I've written a blog post on using Pex to write some theories (more general unit tests) that you might find interesting, as you were talking about Pex:

http://taumuon-jabuka.blogspot.com/2009/01/theory-driven-development-using_11.html

Cheers,

Gary

petrenkov said...

It was rather interesting for me to read that post. Thanks for it. I like such topics and anything that is connected to them. I definitely want to read more on that blog soon.

Sincerely yours
Steave Markson

pex said...

Agree with Jamie for pumped up their coverage to 100%

Sell RS Gold said...

I just stumbled on a person's clause and also have ended up reading material on. I must express the wonderment of this composition accomplishment and power to make audience study right from the start to your conclusion. I would really like to read more sophisticated discussions also to plowshare the thoughts on hand.

RS Gold
Runescape Gold

WORLD OF WARCRAFT said...

If you might get yourself in a great guild or group up with some increased degree avid gamers in team quests, you can typically get Cheap WOW Gold Eugear that you simply couldn’t get in your own.Though the most beneficial way by which the elite avid gamers accomplish accomplishment at Buying WOW Gold.

Anonymous said...

To get this sort of critters you undoubtedly dog collar require being urged to assist you to certify that possibly enjoying all the presents and they are near practical fitness once review.

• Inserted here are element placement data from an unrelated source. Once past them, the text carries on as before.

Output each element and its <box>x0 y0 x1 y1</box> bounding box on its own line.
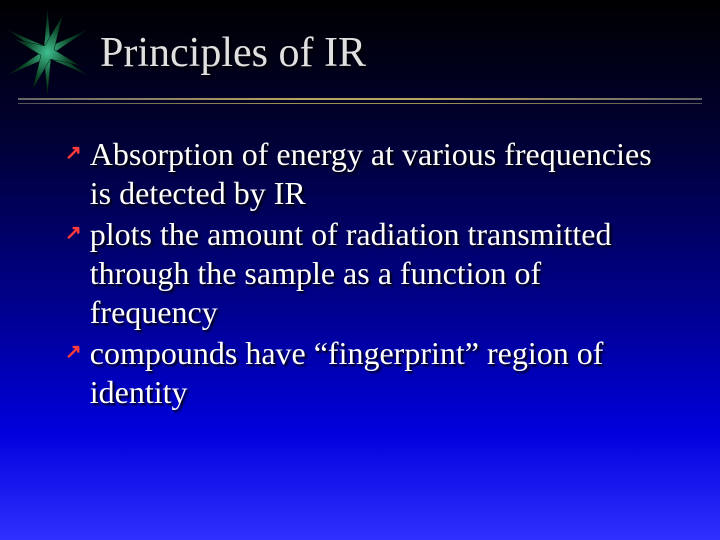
arrow-icon: ↗ <box>65 334 82 370</box>
title-row: Principles of IR <box>0 0 720 95</box>
slide-title: Principles of IR <box>100 29 366 77</box>
list-item: ↗ compounds have “fingerprint” region of… <box>65 334 675 412</box>
arrow-icon: ↗ <box>65 135 82 171</box>
bullet-list: ↗ Absorption of energy at various freque… <box>65 135 675 414</box>
slide-container: Principles of IR ↗ Absorption of energy … <box>0 0 720 540</box>
bullet-text: plots the amount of radiation transmitte… <box>90 215 675 332</box>
list-item: ↗ plots the amount of radiation transmit… <box>65 215 675 332</box>
arrow-icon: ↗ <box>65 215 82 251</box>
title-underline <box>18 98 702 104</box>
bullet-text: compounds have “fingerprint” region of i… <box>90 334 675 412</box>
list-item: ↗ Absorption of energy at various freque… <box>65 135 675 213</box>
starburst-icon <box>5 10 90 95</box>
bullet-text: Absorption of energy at various frequenc… <box>90 135 675 213</box>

If you've gained over one puppy, subsequent the rrs really a must as you would like make sure that the dog carrier kitties may be within the perfect luxury combined with physical health whereas you have been off. Despite the presence of individuals devoid of everyone all round, certify they are being satisfied and content such as www.lovelonglong.com you are going to have them till you go back.